METHODS:Our objective was to evaluate the prognostic importance of clinical and hemodynamic variables during follow-up, including pulmonary arterial compliance, after initial management in PAH. We evaluated incident patients with idiopathic, drug- and toxin-induced, or heritable PAH enrolled in the French pulmonary hypertension registry between 2006 and 2016 who had a follow-up right-sided heart catheterization (RHC). The primary outcome was death or lung transplantation. We used stepwise Cox regression and the Kaplan-Meier method to assess variables obtained at baseline and at first follow-up RHC.
RESULTS:Of 981 patients, a primary outcome occurred in 331 patients (33.7%) over a median follow-up duration of 2.8 years (interquartile range, 1.1–4.6 years). In a multivariable model considering only baseline variables, no hemodynamic variables independently predicted prognosis. Median time to first follow-up RHC was 4.6 months (interquartile range, 3.7–7.8 months). At first follow-up RHC (n=763), New York Heart Association functional class, 6-minute walk distance, stroke volume index (SVI), and right atrial pressure were independently associated with death or lung transplantation, adjusted for age, sex, and type of PAH. Pulmonary arterial compliance did not independently predict outcomes at baseline or during follow-up. The adjusted hazard ratio for SVI was 1.28 (95% confidence interval, 1.11–1.49; P<0.01) per 10-mL/m decrease and for right atrial pressure was 1.05 (95% confidence interval, 1.02–1.09; P<0.01) per 1–mm Hg increase.
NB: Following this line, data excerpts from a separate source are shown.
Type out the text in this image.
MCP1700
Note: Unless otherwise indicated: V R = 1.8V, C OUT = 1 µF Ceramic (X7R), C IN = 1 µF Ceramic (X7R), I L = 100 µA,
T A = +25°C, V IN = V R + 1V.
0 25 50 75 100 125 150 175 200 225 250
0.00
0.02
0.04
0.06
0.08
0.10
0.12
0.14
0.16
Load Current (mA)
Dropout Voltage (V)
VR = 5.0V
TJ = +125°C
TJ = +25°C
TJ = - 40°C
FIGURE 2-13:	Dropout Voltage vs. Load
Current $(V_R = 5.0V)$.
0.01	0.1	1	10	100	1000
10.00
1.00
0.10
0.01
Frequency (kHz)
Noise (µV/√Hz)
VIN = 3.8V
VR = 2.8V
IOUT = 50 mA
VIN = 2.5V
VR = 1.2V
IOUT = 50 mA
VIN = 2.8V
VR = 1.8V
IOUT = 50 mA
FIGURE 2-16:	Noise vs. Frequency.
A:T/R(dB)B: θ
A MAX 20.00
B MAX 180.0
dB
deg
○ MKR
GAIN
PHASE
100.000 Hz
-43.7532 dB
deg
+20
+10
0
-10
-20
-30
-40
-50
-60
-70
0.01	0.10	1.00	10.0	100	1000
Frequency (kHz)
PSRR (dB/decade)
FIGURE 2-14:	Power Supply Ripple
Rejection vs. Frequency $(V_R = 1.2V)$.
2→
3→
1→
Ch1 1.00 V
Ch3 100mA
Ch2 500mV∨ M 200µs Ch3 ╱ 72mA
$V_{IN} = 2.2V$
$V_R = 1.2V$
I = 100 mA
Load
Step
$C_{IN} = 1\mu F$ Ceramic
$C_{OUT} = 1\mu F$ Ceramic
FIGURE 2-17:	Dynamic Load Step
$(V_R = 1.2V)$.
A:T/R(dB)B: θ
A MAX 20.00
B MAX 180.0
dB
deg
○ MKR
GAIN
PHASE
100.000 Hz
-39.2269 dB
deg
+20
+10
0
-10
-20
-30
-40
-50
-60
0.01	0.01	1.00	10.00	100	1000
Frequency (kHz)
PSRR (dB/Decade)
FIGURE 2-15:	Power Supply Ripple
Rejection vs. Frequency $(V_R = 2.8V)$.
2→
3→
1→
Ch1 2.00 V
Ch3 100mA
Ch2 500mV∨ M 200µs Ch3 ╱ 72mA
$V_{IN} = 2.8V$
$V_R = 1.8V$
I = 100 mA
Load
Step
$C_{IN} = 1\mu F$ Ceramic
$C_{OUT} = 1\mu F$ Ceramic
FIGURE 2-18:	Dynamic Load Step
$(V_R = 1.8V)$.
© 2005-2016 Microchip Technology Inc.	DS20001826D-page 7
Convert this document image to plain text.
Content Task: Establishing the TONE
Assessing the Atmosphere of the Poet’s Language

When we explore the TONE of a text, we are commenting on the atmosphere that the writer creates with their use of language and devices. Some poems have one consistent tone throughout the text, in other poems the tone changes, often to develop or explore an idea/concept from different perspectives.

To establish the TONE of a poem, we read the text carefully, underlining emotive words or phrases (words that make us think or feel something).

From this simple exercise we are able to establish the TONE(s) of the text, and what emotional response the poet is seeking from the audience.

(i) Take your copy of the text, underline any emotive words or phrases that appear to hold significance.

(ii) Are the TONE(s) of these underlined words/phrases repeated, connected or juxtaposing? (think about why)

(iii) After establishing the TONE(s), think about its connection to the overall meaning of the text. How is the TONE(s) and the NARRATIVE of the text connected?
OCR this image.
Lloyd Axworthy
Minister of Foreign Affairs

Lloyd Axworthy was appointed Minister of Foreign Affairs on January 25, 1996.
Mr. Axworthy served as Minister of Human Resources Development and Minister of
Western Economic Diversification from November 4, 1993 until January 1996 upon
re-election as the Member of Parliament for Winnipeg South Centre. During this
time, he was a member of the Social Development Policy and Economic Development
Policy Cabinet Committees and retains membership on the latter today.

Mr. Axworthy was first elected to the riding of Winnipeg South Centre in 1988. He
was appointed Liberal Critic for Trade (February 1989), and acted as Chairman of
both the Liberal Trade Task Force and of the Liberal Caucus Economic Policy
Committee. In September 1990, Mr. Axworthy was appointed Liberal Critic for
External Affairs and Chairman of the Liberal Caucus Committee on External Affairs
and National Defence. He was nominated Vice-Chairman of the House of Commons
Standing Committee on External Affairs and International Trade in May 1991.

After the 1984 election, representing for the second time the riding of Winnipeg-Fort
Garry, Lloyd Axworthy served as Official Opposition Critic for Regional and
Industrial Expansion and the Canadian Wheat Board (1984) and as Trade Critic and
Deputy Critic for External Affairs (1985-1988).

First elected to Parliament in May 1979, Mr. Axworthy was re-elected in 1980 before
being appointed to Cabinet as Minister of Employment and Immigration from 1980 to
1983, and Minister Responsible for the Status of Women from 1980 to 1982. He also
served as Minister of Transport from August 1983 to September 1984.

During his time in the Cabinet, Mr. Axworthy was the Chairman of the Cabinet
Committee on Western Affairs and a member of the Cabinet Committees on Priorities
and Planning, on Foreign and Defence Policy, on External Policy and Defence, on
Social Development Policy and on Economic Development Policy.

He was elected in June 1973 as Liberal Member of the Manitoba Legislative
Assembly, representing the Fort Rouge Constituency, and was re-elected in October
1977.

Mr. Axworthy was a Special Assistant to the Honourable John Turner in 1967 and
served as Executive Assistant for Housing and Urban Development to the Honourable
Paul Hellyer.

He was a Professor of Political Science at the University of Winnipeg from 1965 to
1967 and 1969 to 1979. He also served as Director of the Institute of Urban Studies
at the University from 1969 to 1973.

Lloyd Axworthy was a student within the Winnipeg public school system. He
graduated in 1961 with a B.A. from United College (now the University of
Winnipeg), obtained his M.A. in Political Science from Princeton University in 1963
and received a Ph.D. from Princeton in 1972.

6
Among patients who had 2 (n=355) or 3 (n=193) low-risk prognostic features at follow-up, including a cardiac index ≥2.5 L·min·m, 6-minute walk distance >440 m, and New York Heart Association class I or II functional class, lower SVI was still associated with higher rates of death or lung transplantation (P<0.01).
CONCLUSIONS:SVI and right atrial pressure were the hemodynamic variables that were independently associated with death or lung transplantation at first follow-up RHC after initial PAH treatment. These findings suggest that the SVI could be a more appropriate treatment target than cardiac index in PAH.